Bonsoir ou bonjour, voilà le chapitre 3. J'ai vraiment apprécié l'écrire, mais n'y voyez rien de sadique xD

Merci à ReimaChan, Akadream et YumeChikaraAra pour leur commentaire auxquels je vais répondre :

YumeChikaraAra : Je suis contente de savoir que tu as lu tout ce que j'avais écris, ça me va droit au coeur ;). Je suis aussi heureuse de voir que l'histoire te plaît ! Merci de me suivre !

Akadream : Ouais, comment osent-ils ?! Pour ce qui est de la blessure de Fuji, Akaya ne l'a pas remarqué parce qu'elle l'a eue à la cheville et que je la voie porter des grandes chaussettes qui cache justement son bandage. Et elle ne semble pas faire apparaître sa douleur. Akaya n'est pas en mesure de voir au-delà des expressions amusées de Fuji et de ses sourires xD Pas totalement en tout cas. Pour Oishi, il me fait totalement pitié ( Tu n'es pas obligé de retenir tes mots ;) ) Mais bon, nombreux sont ceux qui auraient réagis pareil. Merci de me suivre, vraiment :)

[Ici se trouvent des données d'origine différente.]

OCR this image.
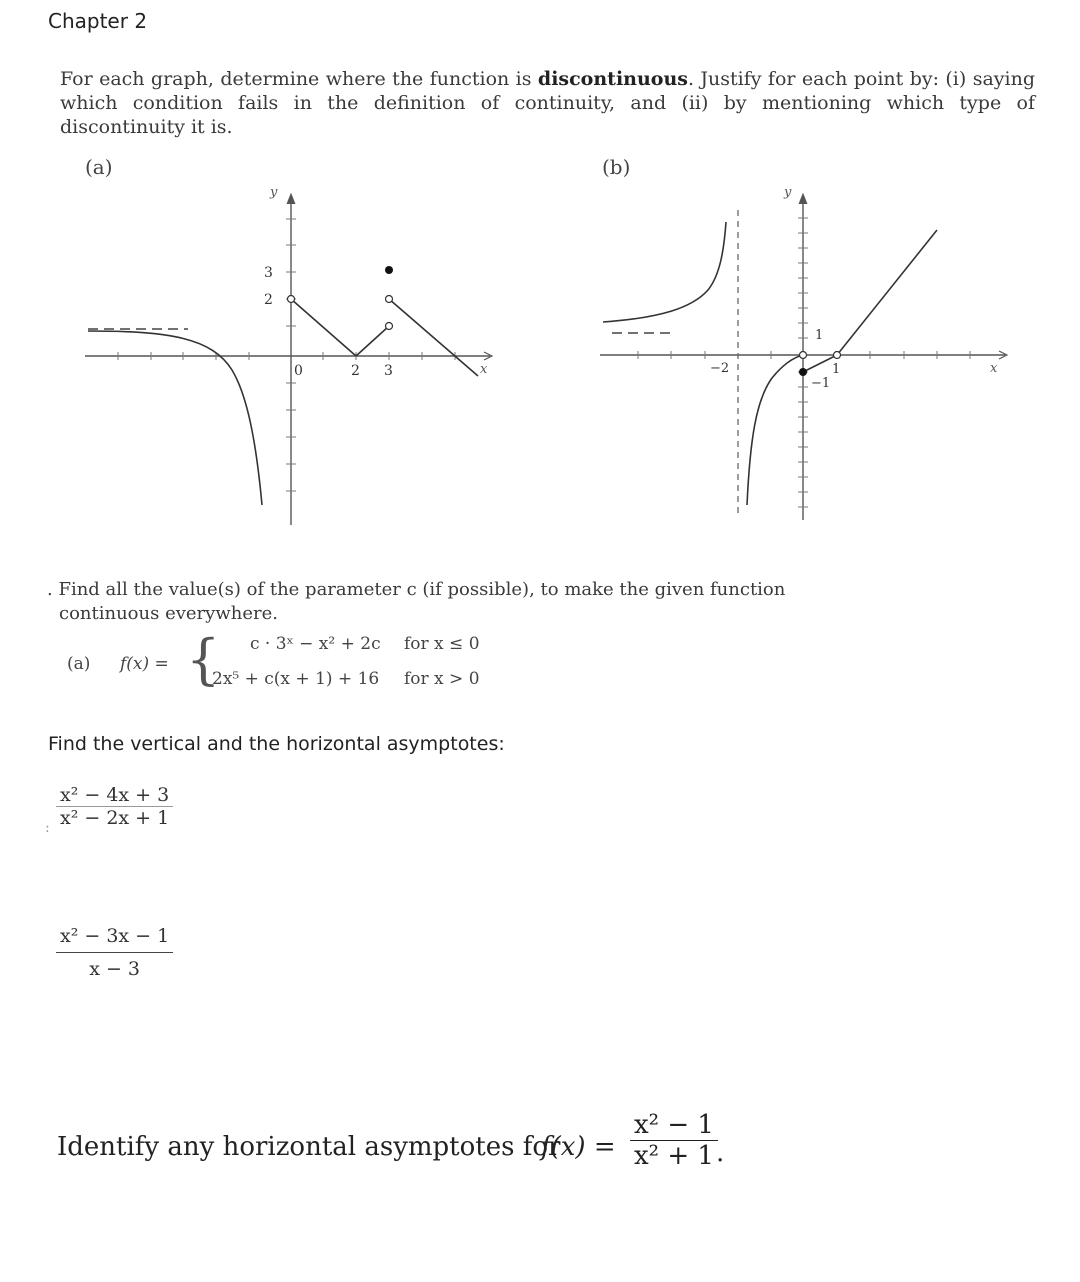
Chapter 2
For each graph, determine where the function is discontinuous. Justify for each point by: (i) saying which condition fails in the definition of continuity, and (ii) by mentioning which type of discontinuity it is.
(a)
y
x
3
2
0	2 3
(b)
y
x
−2
1
1
−1
. Find all the value(s) of the parameter c (if possible), to make the given function
continuous everywhere.
(a) f(x) = { c · 3ˣ − x² + 2c for x ≤ 0
2x⁵ + c(x + 1) + 16 for x > 0
Find the vertical and the horizontal asymptotes:
: $\frac{\text{x² − 4x + 3}}{\text{x² − 2x + 1}}$
$\frac{\text{x² − 3x − 1}}{x - 3}$
Identify any horizontal asymptotes for
$f(x) = \frac{\text{x² − 1}}{\text{x² + 1}}$
.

ReimaChan : Je suis surprise de voir un des tes commentaires. En plus de suivre "Le Tigre de Seirin" que tu commentes également et mon OS que tu as aussi commenté, tu postes un commentaire sur celui-là... MERCIIII ! ^^ La vérité sur la relation Yukimura/Sanada/Echizen arrivera quand elle arrivera, mais elle sera bien expliquée :p Pour ce qui est de ta dernière question, tu trouveras la réponse dans ce chapitre, mais c'est aussi car c'est un petit caprice de ma part. Si elle n'y avait pas été rien de tout cela ne se serait passer... Enfin tu penses ce que tu en penses :D Merci encore d'avoir commenter !

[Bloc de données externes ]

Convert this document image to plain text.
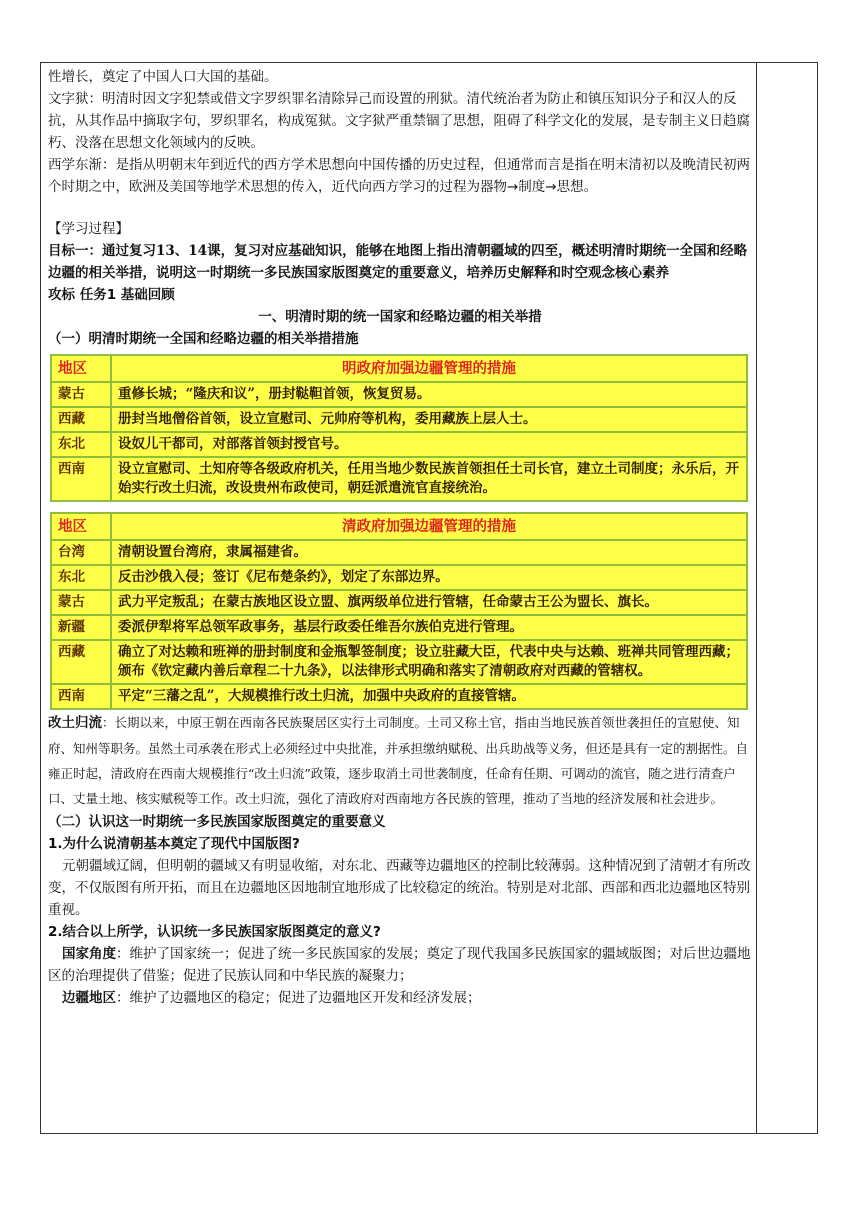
性增长，奠定了中国人口大国的基础。

文字狱：明清时因文字犯禁或借文字罗织罪名清除异己而设置的刑狱。清代统治者为防止和镇压知识分子和汉人的反抗，从其作品中摘取字句，罗织罪名，构成冤狱。文字狱严重禁锢了思想，阻碍了科学文化的发展，是专制主义日趋腐朽、没落在思想文化领域内的反映。

西学东渐：是指从明朝末年到近代的西方学术思想向中国传播的历史过程，但通常而言是指在明末清初以及晚清民初两个时期之中，欧洲及美国等地学术思想的传入，近代向西方学习的过程为器物→制度→思想。

【学习过程】

目标一：通过复习13、14课，复习对应基础知识，能够在地图上指出清朝疆域的四至，概述明清时期统一全国和经略边疆的相关举措，说明这一时期统一多民族国家版图奠定的重要意义，培养历史解释和时空观念核心素养

攻标 任务1 基础回顾

一、明清时期的统一国家和经略边疆的相关举措

（一）明清时期统一全国和经略边疆的相关举措措施

地区	明政府加强边疆管理的措施
蒙古	重修长城；“隆庆和议”，册封鞑靼首领，恢复贸易。
西藏	册封当地僧俗首领，设立宣慰司、元帅府等机构，委用藏族上层人士。
东北	设奴儿干都司，对部落首领封授官号。
西南	设立宣慰司、土知府等各级政府机关，任用当地少数民族首领担任土司长官，建立土司制度；永乐后，开始实行改土归流，改设贵州布政使司，朝廷派遣流官直接统治。
地区	清政府加强边疆管理的措施
台湾	清朝设置台湾府，隶属福建省。
东北	反击沙俄入侵；签订《尼布楚条约》，划定了东部边界。
蒙古	武力平定叛乱；在蒙古族地区设立盟、旗两级单位进行管辖，任命蒙古王公为盟长、旗长。
新疆	委派伊犁将军总领军政事务，基层行政委任维吾尔族伯克进行管理。
西藏	确立了对达赖和班禅的册封制度和金瓶掣签制度；设立驻藏大臣，代表中央与达赖、班禅共同管理西藏；颁布《钦定藏内善后章程二十九条》，以法律形式明确和落实了清朝政府对西藏的管辖权。
西南	平定“三藩之乱”，大规模推行改土归流，加强中央政府的直接管辖。

改土归流：长期以来，中原王朝在西南各民族聚居区实行土司制度。土司又称土官，指由当地民族首领世袭担任的宣慰使、知府、知州等职务。虽然土司承袭在形式上必须经过中央批准，并承担缴纳赋税、出兵助战等义务，但还是具有一定的割据性。自雍正时起，清政府在西南大规模推行“改土归流”政策，逐步取消土司世袭制度，任命有任期、可调动的流官，随之进行清查户口、丈量土地、核实赋税等工作。改土归流，强化了清政府对西南地方各民族的管理，推动了当地的经济发展和社会进步。

（二）认识这一时期统一多民族国家版图奠定的重要意义

1.为什么说清朝基本奠定了现代中国版图?

元朝疆域辽阔，但明朝的疆域又有明显收缩，对东北、西藏等边疆地区的控制比较薄弱。这种情况到了清朝才有所改变，不仅版图有所开拓，而且在边疆地区因地制宜地形成了比较稳定的统治。特别是对北部、西部和西北边疆地区特别重视。

2.结合以上所学，认识统一多民族国家版图奠定的意义?

国家角度：维护了国家统一；促进了统一多民族国家的发展；奠定了现代我国多民族国家的疆域版图；对后世边疆地区的治理提供了借鉴；促进了民族认同和中华民族的凝聚力；

边疆地区：维护了边疆地区的稳定；促进了边疆地区开发和经济发展；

Prince of tennis appartient à Takeshi Konomi-sensei.

Bonne lecture !


.N'était-ce qu'une impression ?.


L'infirmière lui avait mit un pansement sur le nez, l'ayant informée qu'il n'était pas cassé et qu'il faudrait juste appliquer de la crème tout les jours. Suzune l'avait remerciée de l'avoir soigner et s'était levée pour sortir. Quand elle ouvrit la porte pour rejoindre le couloir, elle remarqua que Tezuka l'avait attendu.

-Tu aurais pu retourner au gymnase, dit-elle en se dirigeant vers ce dernier.

Tezuka la talonnait silencieux. Il semblait qu'il n'avait rien à rajouter de sa précédente déclaration. Avant d'entrer dans l'infrastructure, cependant, il prit la parole.

-Fais attention à toi désormais. Ce n'est peut-être plus moi qui vais m'en prendre à toi pendant un certain temps, mais pense un peu aux autres, murmura-t-il dans son oreille.

Elle pivota se tête vers lui, les yeux fermés. Il replaça ses lunettes correctement et entra dans le gymnase, Fuji le suivant.

Le professeur de sport, à son retour, l'avait congédié de l'activité et la brune était donc restée sur le banc tout le reste de la pratique, ce qui n'était pas pour la déranger. Elle évitait ainsi de recevoir à nouveau la balle sans qu'elle ne s'y attende.

Elle plaça quelques secondes sa tête dans ses mains, se demandant intérieurement si ce qui avait débuté s'arrêterait bientôt... Ils finiraient probablement par sans lasser, non ?


Après les cours, elle avait rejoint Kirihara au même endroit que le jour d'avant. Elle le vit attendre à une table sans pour autant lui faire de grands signes pour qu'elle vienne. Il lui fit simplement un sourire. Un sourire qui disparut quand il remarqua le pansement qu'elle portait sur le nez.

-Fuji-san, que s'est-il passé ? Demanda-t-il en désignant la blessure.

-Je me suis reçue un ballon de basket en plein visage durant le cours d'éducation physique, expliqua-t-elle en riant légèrement. Je n'ai pas été prudente, mais pas de quoi s'inquiéter, mon nez n'est pas fracturé.

Le plus jeune garda tout de même un air perplexe après son explication avant d'acquiescer.

-Tu voudrais que l'on se voit ce week-end pour pratiquer ? Lui proposa-t-il en grignotant ce qu'il avait commandé.

-Et bien, si ça t'arrange, en convint Fuji.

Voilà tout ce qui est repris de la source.